MihaiValentin / lunr-languages

A collection of languages stemmers and stopwords for Lunr Javascript library
Other
430 stars 163 forks source link

Error when using lunr.zh.js 'nodejieba.cut is not a function' #91

Open RogerBlasco opened 1 year ago

RogerBlasco commented 1 year ago

Error is: Uncaught TypeError: nodejieba.cut is not a function at lunr.zh.tokenizer (lunr.zh.js:98:1) at lunr.Builder.add (lunr.js:2479:1) at lunr.Builder. (xxx) at lunr (lunr.js:53:1) at XMLHttpRequest. (xxx)
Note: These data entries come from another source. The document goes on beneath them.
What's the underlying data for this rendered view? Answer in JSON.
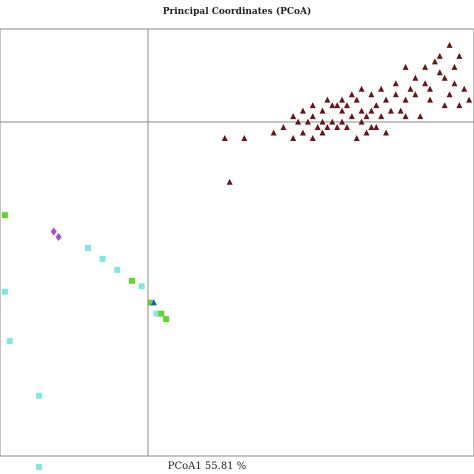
{
  "chart_data": {
    "type": "scatter",
    "title": "Principal Coordinates (PCoA)",
    "xlabel": "PCoA1 55.81 %",
    "ylabel": "",
    "xlim": [
      -0.3,
      0.67
    ],
    "ylim": [
      -0.61,
      0.17
    ],
    "grid": false,
    "legend": "none",
    "reference_lines": {
      "x": 0,
      "y": 0
    },
    "series": [
      {
        "marker": "triangle",
        "color": "#6b1418",
        "points": [
          [
            0.53,
            0.1
          ],
          [
            0.59,
            0.11
          ],
          [
            0.62,
            0.14
          ],
          [
            0.64,
            0.12
          ],
          [
            0.61,
            0.08
          ],
          [
            0.63,
            0.07
          ],
          [
            0.6,
            0.09
          ],
          [
            0.65,
            0.06
          ],
          [
            0.57,
            0.07
          ],
          [
            0.62,
            0.05
          ],
          [
            0.64,
            0.03
          ],
          [
            0.66,
            0.04
          ],
          [
            0.58,
            0.04
          ],
          [
            0.55,
            0.05
          ],
          [
            0.53,
            0.04
          ],
          [
            0.51,
            0.05
          ],
          [
            0.49,
            0.04
          ],
          [
            0.5,
            0.02
          ],
          [
            0.48,
            0.01
          ],
          [
            0.46,
            0.02
          ],
          [
            0.45,
            0.01
          ],
          [
            0.44,
            0.02
          ],
          [
            0.42,
            0.01
          ],
          [
            0.4,
            0.0
          ],
          [
            0.41,
            -0.01
          ],
          [
            0.39,
            -0.01
          ],
          [
            0.37,
            -0.01
          ],
          [
            0.36,
            -0.02
          ],
          [
            0.34,
            -0.03
          ],
          [
            0.35,
            -0.01
          ],
          [
            0.33,
            0.0
          ],
          [
            0.31,
            0.0
          ],
          [
            0.3,
            0.01
          ],
          [
            0.32,
            0.02
          ],
          [
            0.34,
            0.03
          ],
          [
            0.36,
            0.02
          ],
          [
            0.38,
            0.03
          ],
          [
            0.4,
            0.04
          ],
          [
            0.42,
            0.05
          ],
          [
            0.44,
            0.06
          ],
          [
            0.46,
            0.05
          ],
          [
            0.48,
            0.06
          ],
          [
            0.51,
            0.07
          ],
          [
            0.55,
            0.08
          ],
          [
            0.57,
            0.1
          ],
          [
            0.6,
            0.12
          ],
          [
            0.63,
            0.1
          ],
          [
            0.45,
            -0.02
          ],
          [
            0.47,
            -0.01
          ],
          [
            0.43,
            -0.03
          ],
          [
            0.39,
            0.03
          ],
          [
            0.37,
            0.04
          ],
          [
            0.41,
            0.03
          ],
          [
            0.52,
            0.02
          ],
          [
            0.56,
            0.01
          ],
          [
            0.47,
            0.03
          ],
          [
            0.49,
            -0.02
          ],
          [
            0.44,
            0.0
          ],
          [
            0.28,
            -0.01
          ],
          [
            0.36,
            0.0
          ],
          [
            0.43,
            0.04
          ],
          [
            0.38,
            0.0
          ],
          [
            0.54,
            0.06
          ],
          [
            0.61,
            0.03
          ],
          [
            0.2,
            -0.03
          ],
          [
            0.34,
            0.01
          ],
          [
            0.46,
            -0.01
          ],
          [
            0.53,
            0.01
          ],
          [
            0.58,
            0.06
          ],
          [
            0.4,
            0.02
          ],
          [
            0.3,
            -0.03
          ],
          [
            0.32,
            -0.02
          ],
          [
            0.16,
            -0.03
          ],
          [
            0.26,
            -0.02
          ],
          [
            0.17,
            -0.11
          ]
        ]
      },
      {
        "marker": "square",
        "color": "#7fe8e2",
        "points": [
          [
            -0.12,
            -0.23
          ],
          [
            -0.09,
            -0.25
          ],
          [
            -0.06,
            -0.27
          ],
          [
            -0.01,
            -0.3
          ],
          [
            0.02,
            -0.35
          ],
          [
            -0.29,
            -0.31
          ],
          [
            -0.28,
            -0.4
          ],
          [
            -0.22,
            -0.5
          ],
          [
            -0.22,
            -0.63
          ]
        ]
      },
      {
        "marker": "square",
        "color": "#5ed62a",
        "points": [
          [
            -0.29,
            -0.17
          ],
          [
            -0.03,
            -0.29
          ],
          [
            0.01,
            -0.33
          ],
          [
            0.03,
            -0.35
          ],
          [
            0.04,
            -0.36
          ]
        ]
      },
      {
        "marker": "diamond",
        "color": "#a64bd9",
        "points": [
          [
            -0.19,
            -0.2
          ],
          [
            -0.18,
            -0.21
          ]
        ]
      },
      {
        "marker": "triangle",
        "color": "#1f56c8",
        "points": [
          [
            0.015,
            -0.33
          ]
        ]
      }
    ]
  }
}
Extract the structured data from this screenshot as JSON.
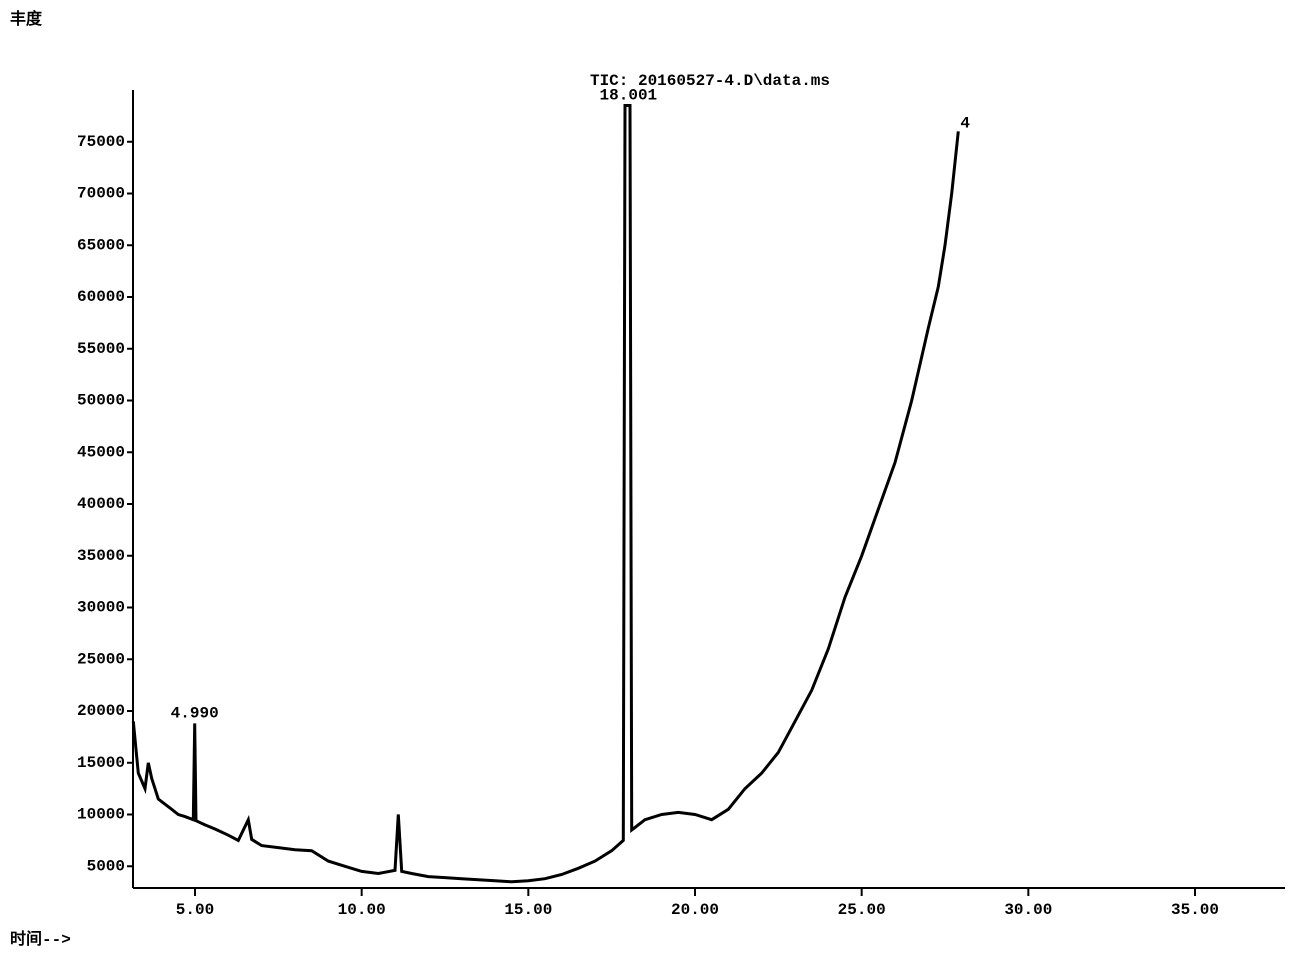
{
  "chart_data": {
    "type": "line",
    "title": "TIC: 20160527-4.D\\data.ms",
    "ylabel": "丰度",
    "xlabel": "时间-->",
    "color": "#000000",
    "xlim": [
      3.14,
      37.7
    ],
    "ylim": [
      2900,
      80000
    ],
    "xticks": [
      {
        "value": 5,
        "label": "5.00"
      },
      {
        "value": 10,
        "label": "10.00"
      },
      {
        "value": 15,
        "label": "15.00"
      },
      {
        "value": 20,
        "label": "20.00"
      },
      {
        "value": 25,
        "label": "25.00"
      },
      {
        "value": 30,
        "label": "30.00"
      },
      {
        "value": 35,
        "label": "35.00"
      }
    ],
    "yticks": [
      5000,
      10000,
      15000,
      20000,
      25000,
      30000,
      35000,
      40000,
      45000,
      50000,
      55000,
      60000,
      65000,
      70000,
      75000
    ],
    "peak_labels": [
      {
        "value": 4.99,
        "label": "4.990"
      },
      {
        "value": 18.001,
        "label": "18.001"
      }
    ],
    "annotations": [
      "4"
    ],
    "x": [
      3.15,
      3.3,
      3.5,
      3.6,
      3.7,
      3.9,
      4.1,
      4.3,
      4.5,
      4.7,
      4.95,
      4.99,
      5.03,
      5.3,
      5.6,
      6.0,
      6.3,
      6.6,
      6.7,
      7.0,
      7.5,
      8.0,
      8.5,
      9.0,
      9.5,
      10.0,
      10.5,
      11.0,
      11.1,
      11.2,
      11.5,
      12.0,
      12.5,
      13.0,
      13.5,
      14.0,
      14.5,
      15.0,
      15.5,
      16.0,
      16.5,
      17.0,
      17.5,
      17.85,
      17.9,
      18.05,
      18.1,
      18.5,
      19.0,
      19.5,
      20.0,
      20.5,
      21.0,
      21.5,
      22.0,
      22.5,
      23.0,
      23.5,
      24.0,
      24.5,
      25.0,
      25.5,
      26.0,
      26.5,
      27.0,
      27.3,
      27.5,
      27.7,
      27.9
    ],
    "values": [
      19000,
      14000,
      12500,
      15000,
      13500,
      11500,
      11000,
      10500,
      10000,
      9800,
      9500,
      18800,
      9400,
      9000,
      8600,
      8000,
      7500,
      9500,
      7600,
      7000,
      6800,
      6600,
      6500,
      5500,
      5000,
      4500,
      4300,
      4600,
      10000,
      4500,
      4300,
      4000,
      3900,
      3800,
      3700,
      3600,
      3500,
      3600,
      3800,
      4200,
      4800,
      5500,
      6500,
      7500,
      78500,
      78500,
      8500,
      9500,
      10000,
      10200,
      10000,
      9500,
      10500,
      12500,
      14000,
      16000,
      19000,
      22000,
      26000,
      31000,
      35000,
      39500,
      44000,
      50000,
      57000,
      61000,
      65000,
      70000,
      76000
    ]
  }
}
The line in the lunr.zh.tokenizer is:

nodejieba.cut(str, true).forEach(function(seg) {
        tokens = tokens.concat(seg.split(' '))
      })

I'm afraid I'm not quite good enough at this time to dive in and resolve, but if someone could assist in reviewing or letting me know what exactly I would need to do to handle, I would much appreciate...

knubie commented 1 year ago

Are you trying to run this in a browser environment? The zh tokenizer requires node to run, because it uses C++ addons (node jieba). I opened an issue (#90) where I talk about how you can use the built-in Intl.Segmenter instead to segment Chinese (and other) languages quite easily. Here is a fork where I switched the zh module to using Intl.Segmenter.

greylantern commented 10 months ago

@knubie this is awesome and solved the issue!